ENTP: Ne, Ti, Fe, Si.
In theory:
For me to say the shadow is engaged, it'd mean I retreat into myself under pressure to try shape things the way I want it, strategizing to create a logical framework that'll work in the current world, I won't give a damn what you feel except as important to me, and lose touch with reality, in a way.
In practice:
My E/I is borderline, and my T/F and J/P are both moderate. I score moderate on all cognitive functions, except low Si and low Se. The only area I'm clear in is the N. At work, I'm constantly under pressure. But feelings count a lot to get things done. Under stress,
- I tend retain the Ne very strongly.
- I chose Te to work with as I have to convince others of something, and follow their arguments to find the points of contention
- But feelings matter to get things done, as an argument with more emotional appeal tends to work better: Fe.
- I always try for Se to retain a sense of grounding.
I'm not sure what type that is, but it is not INTJ.
Perhaps a flaw in the MBTI as Magic pointed out somewhere was that for some reason, you cannot get e.g. Ne, Te, Fe, Se. (etc - you can work out the combis which are not possible in the MBTI).
Though theoretically, I'm not sure why that doesn't work. (Actually, I'm not sure how do you derive the 4 main processes of each type, short of memorizing it? )

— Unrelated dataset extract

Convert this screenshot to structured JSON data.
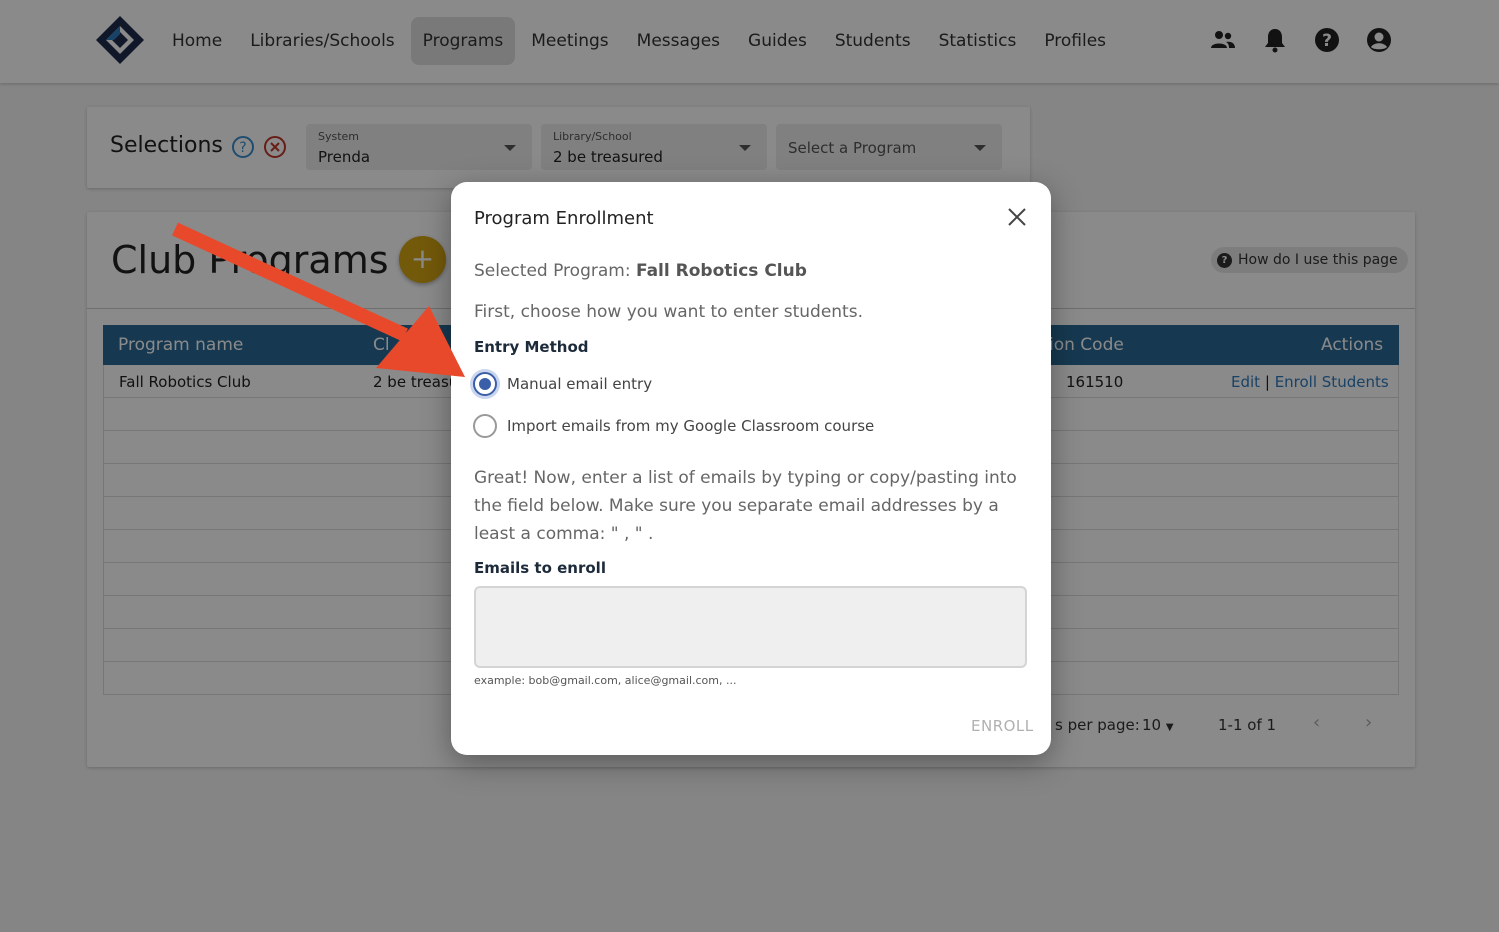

Ergo I think your theory will not hold should a type be well developed, or flexible, simply. I feel there are too much variables to say that one type will work in all kinds of conflict, and I think any balanced types would choose the processes which gets them what they want.
Personally I think you'd be difficult to type. Rampant intelligence unfocused. Kinda like my sister. I'm not sure how it works but I think with ENFJs they pick up so much from delving around in other's heads and problems that they possibly pick up a little of everything
I did a mini deconstruction of this little firedragon on her blog, you can go see. It is not a lack of focus, but a need to burn/be absorbed, I feel, and a lack of grounding via Se. I agree with you on the picking up thing.
ENTPs seem to be a good match for ISFJ. They play well together from what I've seen of the ENTP-ISFJ friendship we have in our little group. One brings out the silliness in the other whilst both agree on social musts. INFJ-ENTP I'd have thought would bring problems. Hell NT-NF in general I'd think would be fraught with problems. Something about the SF and the NF getting cross wired a lot.
I generally don't work with Ses well. I get frustrated having to explain everything and lay out my thinking and explain why I see this possibility, they do not prefer to follow tangents, then the feelings are easily hurt, and I start to feel bad for being me, and feel bad for not feeling bad about it.
An INTJ reaction would've been to just tell them to stuff it up where the sun don't shine. But usually I take a deep breath and lay out point by bloody point and hold their hands and keep a smile on.
You only do ENTP when you deliberately choose to? Sounds like an INTJ to me (kidding)
As an ENTP, I basically take on whatever trait is necessary? Do you think that is more INTJ? - I think the transmutability of an ENTP is more than most types in the MBTI.
If I flip your question around then, mistletoe, which type is likely to stay most true to type under changing circumstances?